This silent Eastman Kodak educational film “Copper Mining” shows the operations at the Bingham Canyon Mine, more commonly known as Kennecott Copper Mine. This is an open-pit mining operation extracting a large porphyry copper deposit southwest of Salt Lake City, Utah, in the Oquirrh Mountains. The mine is the largest human-made excavation, and deepest open-pit mine in the world, which is considered to have produced more copper than any other mine in history – more than 19,000,000 short tons. The mine is currently owned by Rio Tinto Group, a British-Australian multinational corporation. The copper operations at Bingham Canyon Mine are managed through Kennecott Utah Copper Corporation which operates the mine, a concentrator plant, a smelter, and a refinery. The mine has been in production since 1906.
0:00 Copper as a great conductor of electricity. Workers shown working on power poles.
0:30 Copper resists rust, and is shown being used to coat the hull of a ship.
1:03 A blast brings down ore inside the Bingham open pit mine.
1:32 Slide: Arizona, Utah and Montana produce three-fourths of all the copper in the U.S.A.
1:58 Views inside the Bingham open pit
2:33 Map showing the Bear River, Bear Lake and Hydroelectric power plants
3:03 Hydroelectric power plant at Bingham, Utah. (Electricity was needed in every step of the copper process; it was in the lights, on the rails, and in the refinery. Starting in 1898, power to the Bingham Mine was supplied by the Salt Lake Water and Electric Company. Using hydro-electric power meant that the power plant needed to be located on a water source.)

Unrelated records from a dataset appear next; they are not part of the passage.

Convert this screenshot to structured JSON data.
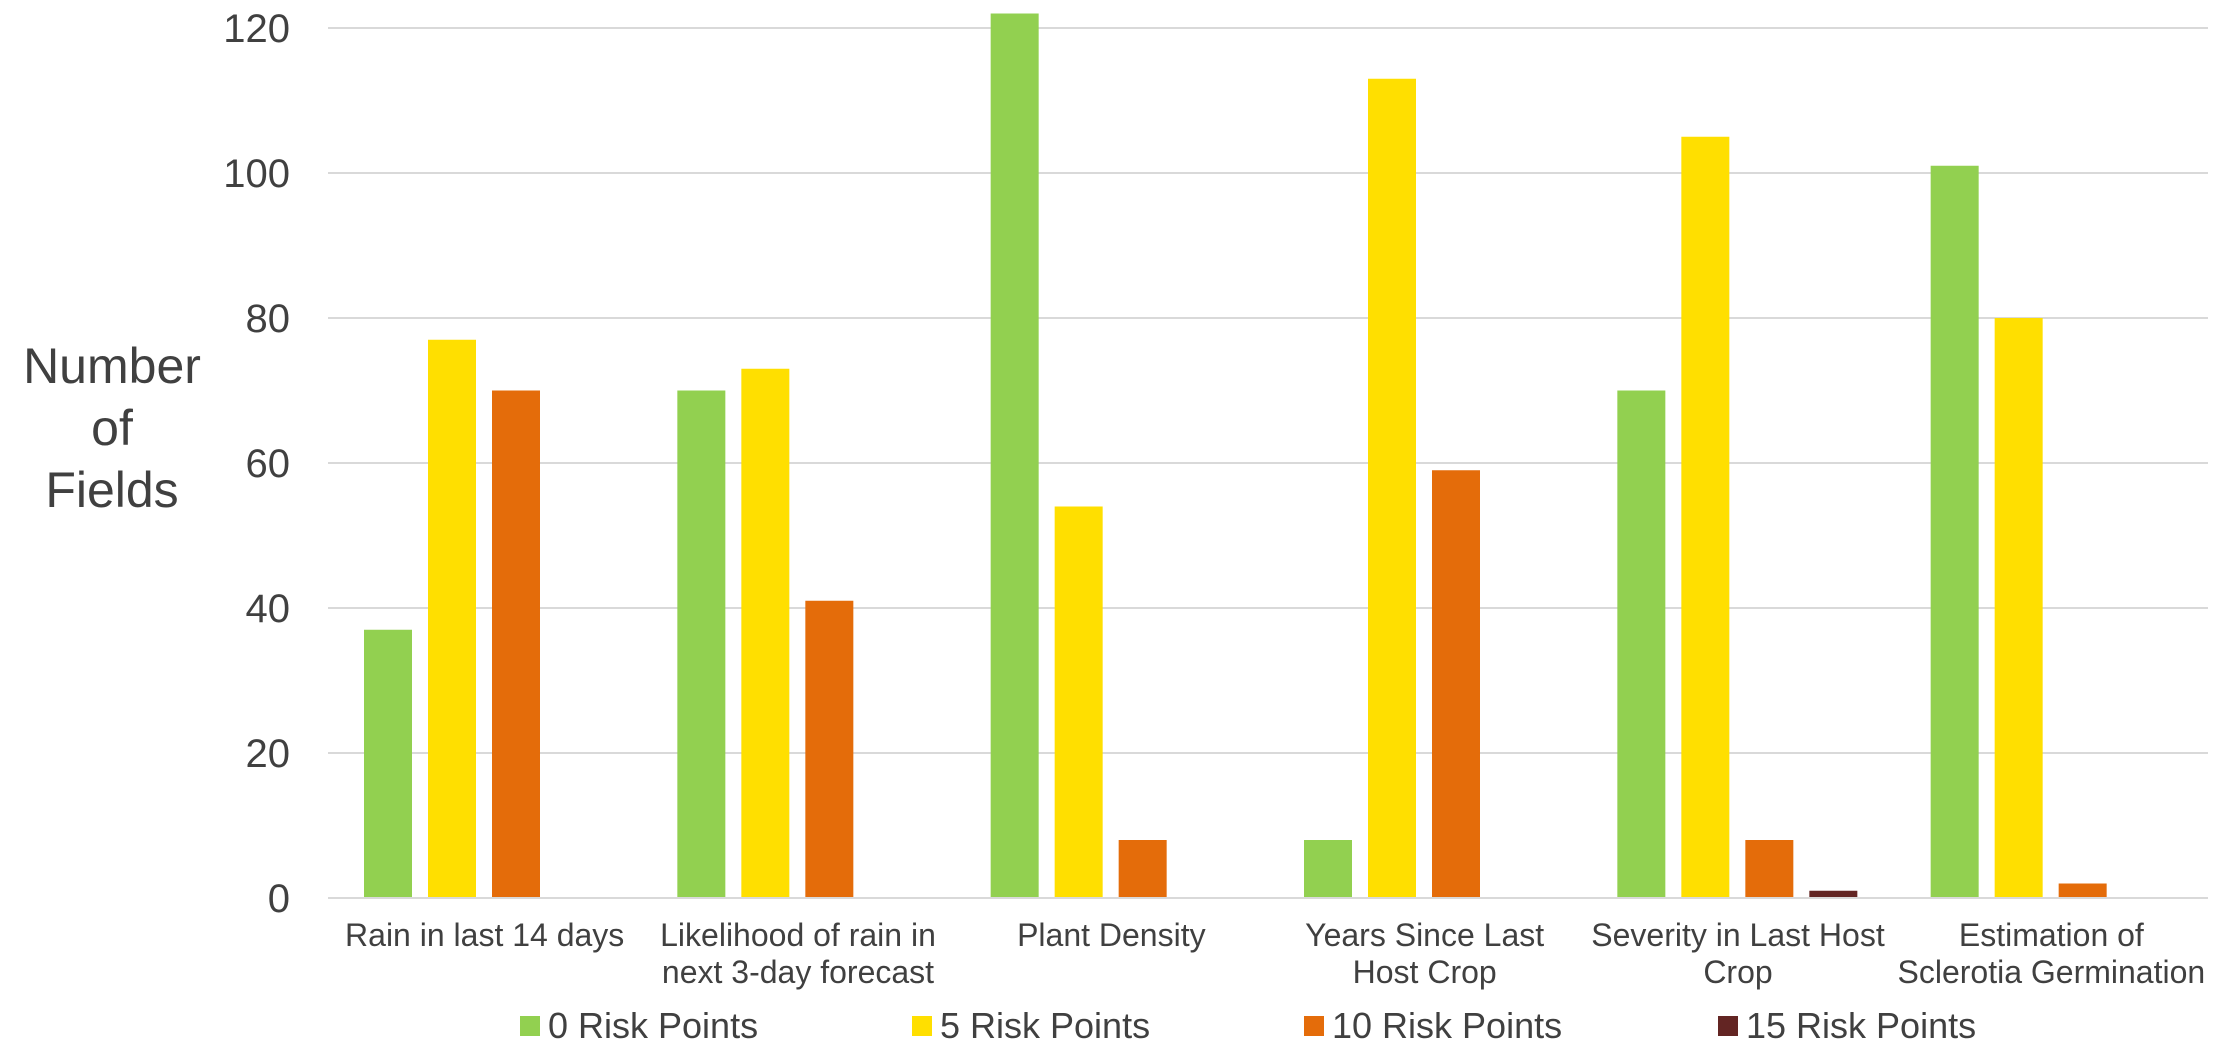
{
  "chart_data": {
    "type": "bar",
    "title": "",
    "xlabel": "",
    "ylabel": "Number of Fields",
    "ylabel_lines": [
      "Number",
      "of",
      "Fields"
    ],
    "ylim": [
      0,
      120
    ],
    "yticks": [
      0,
      20,
      40,
      60,
      80,
      100,
      120
    ],
    "grid": true,
    "legend_position": "bottom",
    "categories": [
      "Rain in last 14 days",
      "Likelihood of rain in next 3-day forecast",
      "Plant Density",
      "Years Since Last Host Crop",
      "Severity in Last Host Crop",
      "Estimation of Sclerotia Germination"
    ],
    "category_label_lines": [
      [
        "Rain in last 14 days"
      ],
      [
        "Likelihood of rain in",
        "next 3-day forecast"
      ],
      [
        "Plant Density"
      ],
      [
        "Years Since Last",
        "Host Crop"
      ],
      [
        "Severity in Last Host",
        "Crop"
      ],
      [
        "Estimation of",
        "Sclerotia Germination"
      ]
    ],
    "series": [
      {
        "name": "0 Risk Points",
        "color": "#92D050",
        "values": [
          37,
          70,
          122,
          8,
          70,
          101
        ]
      },
      {
        "name": "5 Risk Points",
        "color": "#FFDF00",
        "values": [
          77,
          73,
          54,
          113,
          105,
          80
        ]
      },
      {
        "name": "10 Risk Points",
        "color": "#E46C0A",
        "values": [
          70,
          41,
          8,
          59,
          8,
          2
        ]
      },
      {
        "name": "15 Risk Points",
        "color": "#632523",
        "values": [
          0,
          0,
          0,
          0,
          1,
          0
        ]
      }
    ],
    "colors": {
      "grid": "#D9D9D9",
      "text": "#404040"
    }
  }
}
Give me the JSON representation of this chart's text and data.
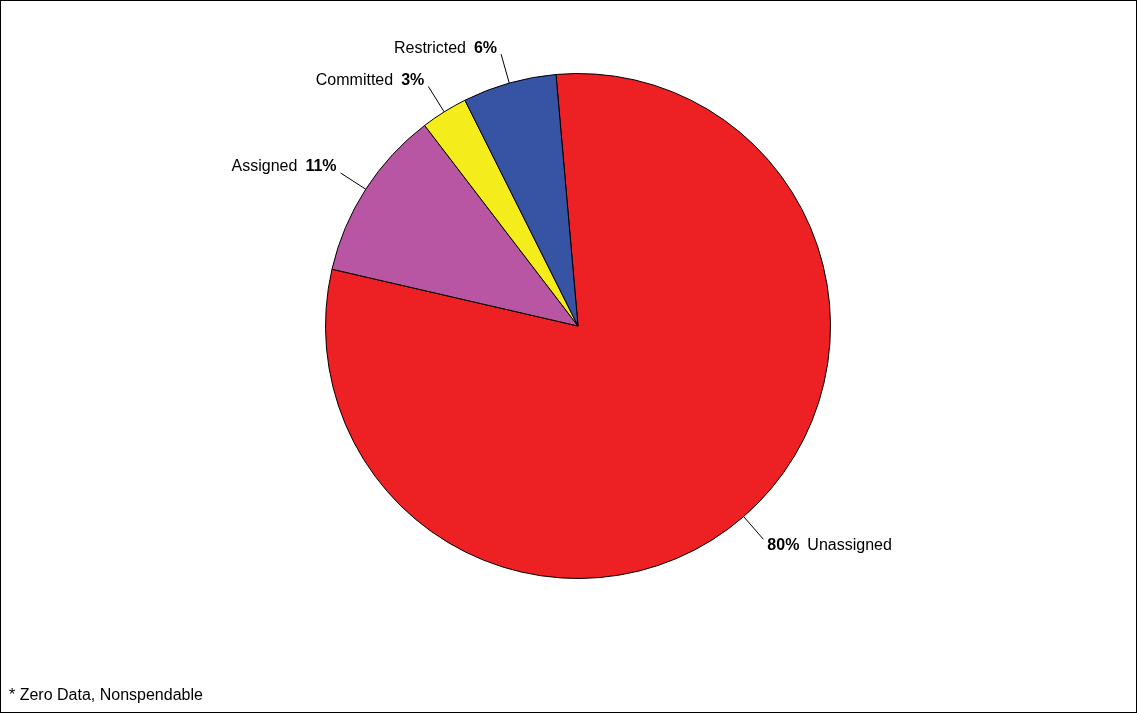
{
  "chart_data": {
    "type": "pie",
    "categories": [
      "Unassigned",
      "Assigned",
      "Committed",
      "Restricted"
    ],
    "values": [
      80,
      11,
      3,
      6
    ],
    "value_labels": [
      "80%",
      "11%",
      "3%",
      "6%"
    ],
    "colors": [
      "#ed2024",
      "#b856a3",
      "#f5ec1c",
      "#3753a4"
    ],
    "annotations": [
      "* Zero Data, Nonspendable"
    ]
  }
}
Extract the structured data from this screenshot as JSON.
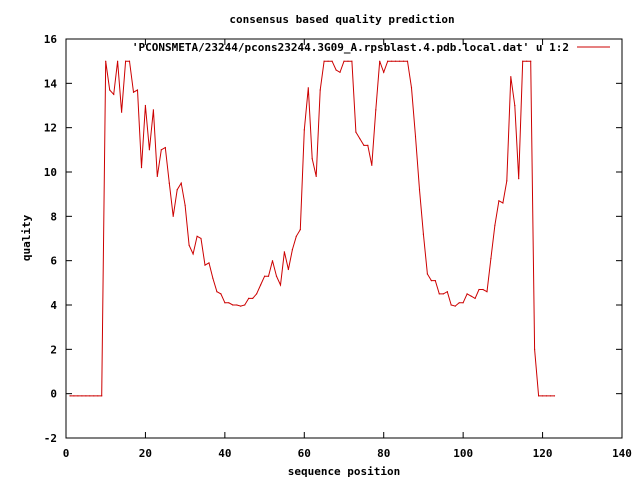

3:27 Power shovel moves ore into a waiting freight train
3:45 Ore moved to concentrators by electric railroad
4:25 Title card: Concentrating Copper Ore
5:31 Title card: Ore is ground to powder
6:15 Title card: Waste material is washed from the ore
6:47 Map shows the Jordan River, the Great Salt Lake and the Utah Lake. The Utah Lake supplies water for the concentration process
7:26 Map shows the gravity canal that brings water to the concentrators
7:40 Shots of the gravity canal
8:30 Title card: Bubbles of oil pick up grains of ore from the muddy water
9:24 Title card: Forty tons of ore are thus reduced to one ton
9:54 Title card: Concentrated ore is taken to smelters
10:26 Title card: Smelting copper ore
10:53 Title card: After heating the ore is smelted
11:33 Title card: After smelting, liquid copper, silver and gold sink to the bottom of the furnace.
13:26 Title card: The ingots are shipped to a refinery where the metals are separated. Large anodes are seen in the smelter.
Copper extraction is the multi-stage process of obtaining copper from its ores. The conversion of copper ores consists of a series of physical, chemical, and electrochemical processes. A copper concentrator is a large industrial facility at a mine that processes raw copper ore, crushing and grinding it into a fine powder and then using froth flotation to separate the copper minerals from waste rock (tailings), producing a high-grade copper concentrate that is then dried and shipped to a smelter for refining into pure copper metal. Copper smelting is a high-temperature pyrometallurgical process used to extract copper from sulfide ore concentrates by heating them to break down impurities, forming a copper-iron-sulfur mixture called matte and separating it from molten slag. This matte is then further refined into blister copper and finally into 99% pure anode copper through processes like converting and anode smelting, with any remaining gold and silver often recovered later.